Microsoft reportedly invests in Cyanogen Inc., world predictably freaks out

The Wall Street Journal today on its Digits blog dropped word that Microsoft is "putting money into Cyanogen." No dollar amount figures were listed by the Journal's anonymous sources, thought it is noted that Microsoft "would be a minority investor in a roughly $70 million round of equity financing."

This, of course, means that Google is doomed and Android as we know it is over. The Internet said so shortly after the rumor broke.

Except that's not what it means at all.

Fact is, none of us really knows what Microsoft might be investing in Cyanogen for.

Never mind the talk of the 50 million CyanogenMod users. Or 9,000 volunteer developers. That's rhetoric and a good bit of fuzzy math (and, editorially speaking, a whole lot of padding out a little bit of news), especially when you consider just how many Android devices are out there in the world. (Something like 1 billion alone in 2014, to say nothing of the boom years before it.) And never mind that (excellently worded and predictably misused) "we're attempting to take Android away from Google" quote from Cyanogen CEO Kirt McMaster that opened his Q&A with The Information. (paywall)

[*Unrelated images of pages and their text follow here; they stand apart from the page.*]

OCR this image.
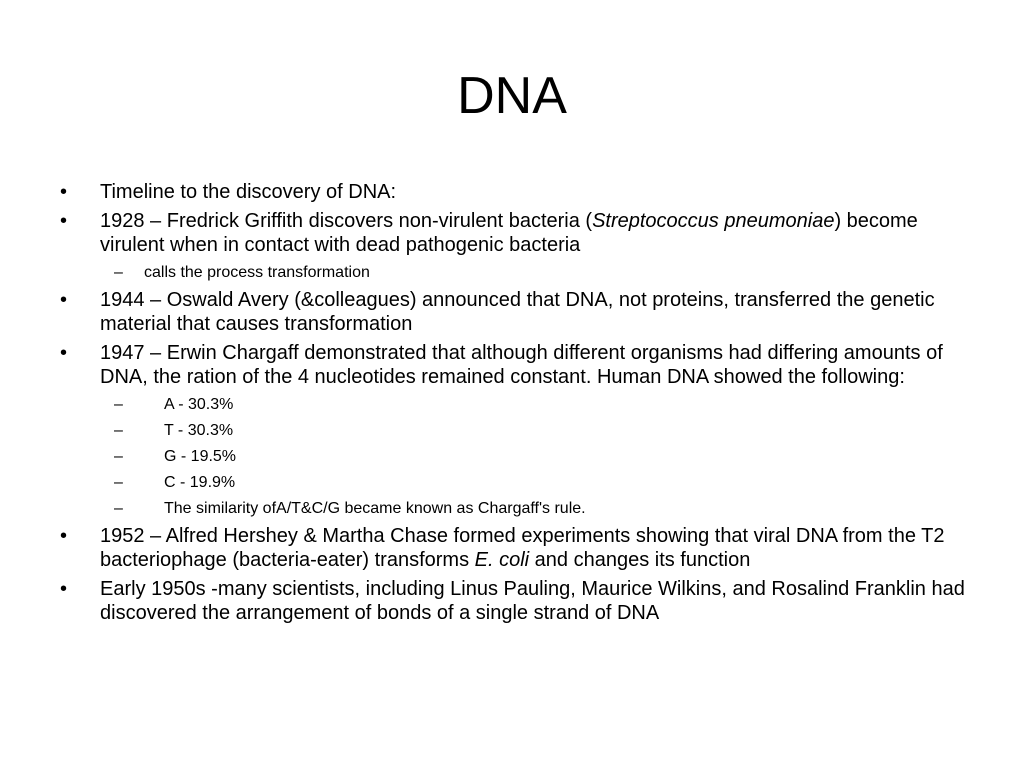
DNA
•	Timeline to the discovery of DNA:
•	1928 – Fredrick Griffith discovers non-virulent bacteria (Streptococcus pneumoniae) become virulent when in contact with dead pathogenic bacteria
– calls the process transformation
•	1944 – Oswald Avery (&colleagues) announced that DNA, not proteins, transferred the genetic material that causes transformation
•	1947 – Erwin Chargaff demonstrated that although different organisms had differing amounts of DNA, the ration of the 4 nucleotides remained constant. Human DNA showed the following:
–	A - 30.3%
–	T - 30.3%
–	G - 19.5%
–	C - 19.9%
–	The similarity ofA/T&C/G became known as Chargaff's rule.
•	1952 – Alfred Hershey & Martha Chase formed experiments showing that viral DNA from the T2 bacteriophage (bacteria-eater) transforms E. coli and changes its function
•	Early 1950s -many scientists, including Linus Pauling, Maurice Wilkins, and Rosalind Franklin had discovered the arrangement of bonds of a single strand of DNA
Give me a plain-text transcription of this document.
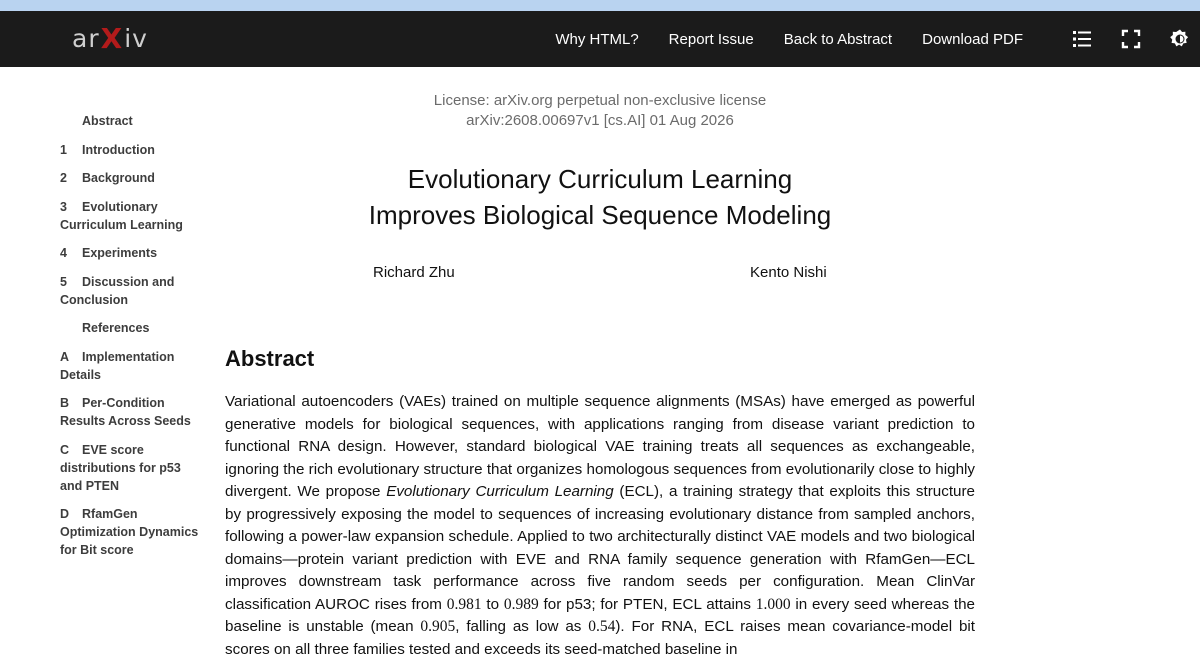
ar X iv	Why HTML? Report Issue Back to Abstract Download PDF
Abstract
1 Introduction
2 Background
3 Evolutionary Curriculum Learning
4 Experiments
5 Discussion and Conclusion
References
A Implementation Details
B Per-Condition Results Across Seeds
C EVE score distributions for p53 and PTEN
D RfamGen Optimization Dynamics for Bit score
License: arXiv.org perpetual non-exclusive license
arXiv:2608.00697v1 [cs.AI] 01 Aug 2026
Evolutionary Curriculum Learning
Improves Biological Sequence Modeling
Richard Zhu	Kento Nishi
Abstract

Variational autoencoders (VAEs) trained on multiple sequence alignments (MSAs) have emerged as powerful generative models for biological sequences, with applications ranging from disease variant prediction to functional RNA design. However, standard biological VAE training treats all sequences as exchangeable, ignoring the rich evolutionary structure that organizes homologous sequences from evolutionarily close to highly divergent. We propose Evolutionary Curriculum Learning (ECL), a training strategy that exploits this structure by progressively exposing the model to sequences of increasing evolutionary distance from sampled anchors, following a power-law expansion schedule. Applied to two architecturally distinct VAE models and two biological domains—protein variant prediction with EVE and RNA family sequence generation with RfamGen—ECL improves downstream task performance across five random seeds per configuration. Mean ClinVar classification AUROC rises from 0.981 to 0.989 for p53; for PTEN, ECL attains 1.000 in every seed whereas the baseline is unstable (mean 0.905, falling as low as 0.54). For RNA, ECL raises mean covariance-model bit scores on all three families tested and exceeds its seed-matched baseline in
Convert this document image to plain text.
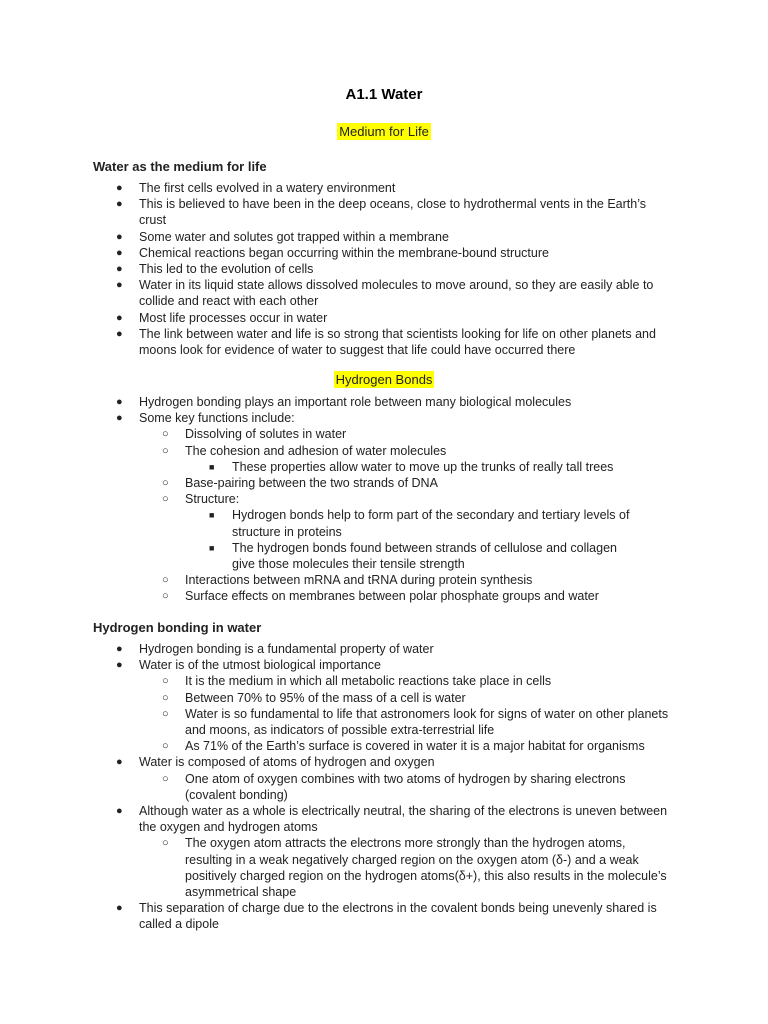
A1.1 Water
Medium for Life
Water as the medium for life
● The first cells evolved in a watery environment
● This is believed to have been in the deep oceans, close to hydrothermal vents in the Earth’s crust
● Some water and solutes got trapped within a membrane
● Chemical reactions began occurring within the membrane-bound structure
● This led to the evolution of cells
● Water in its liquid state allows dissolved molecules to move around, so they are easily able to collide and react with each other
● Most life processes occur in water
● The link between water and life is so strong that scientists looking for life on other planets and moons look for evidence of water to suggest that life could have occurred there
Hydrogen Bonds
● Hydrogen bonding plays an important role between many biological molecules
● Some key functions include:
○ Dissolving of solutes in water
○ The cohesion and adhesion of water molecules
■ These properties allow water to move up the trunks of really tall trees
○ Base-pairing between the two strands of DNA
○ Structure:
■ Hydrogen bonds help to form part of the secondary and tertiary levels of structure in proteins
■ The hydrogen bonds found between strands of cellulose and collagen give those molecules their tensile strength
○ Interactions between mRNA and tRNA during protein synthesis
○ Surface effects on membranes between polar phosphate groups and water
Hydrogen bonding in water
● Hydrogen bonding is a fundamental property of water
● Water is of the utmost biological importance
○ It is the medium in which all metabolic reactions take place in cells
○ Between 70% to 95% of the mass of a cell is water
○ Water is so fundamental to life that astronomers look for signs of water on other planets and moons, as indicators of possible extra-terrestrial life
○ As 71% of the Earth’s surface is covered in water it is a major habitat for organisms
● Water is composed of atoms of hydrogen and oxygen
○ One atom of oxygen combines with two atoms of hydrogen by sharing electrons (covalent bonding)
● Although water as a whole is electrically neutral, the sharing of the electrons is uneven between the oxygen and hydrogen atoms
○ The oxygen atom attracts the electrons more strongly than the hydrogen atoms, resulting in a weak negatively charged region on the oxygen atom (δ-) and a weak positively charged region on the hydrogen atoms(δ+), this also results in the molecule’s asymmetrical shape
● This separation of charge due to the electrons in the covalent bonds being unevenly shared is called a dipole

Android truly is becoming a commodity. And the future is all about services. Google's gotten it right. Or, more correctly, it's gotten a lot of things right as it continues to build out new services. (And it's not like Google's ceased development.) Other companies either have their own services — say, Amazon and its Prime Instant Video — or license other services, such as maps. Microsoft half-heartedly attempted to do the same thing with Nokia X in emerging markets in 2014 — Android underneath, and Microsoft services on top.

And Bloomberg chimed in as well with its own anonymous source with more of the same, saying this investment is "about creating a version of the Android mobile-operating system that's more friendly to Microsoft services."

So what do we know now? Not a whole hell of a lot. A few anonymous sources saying Microsoft's giving Cyanogen (the company) some funding. At this point, it'd be damned near silly to not invest in Android somehow, in some way.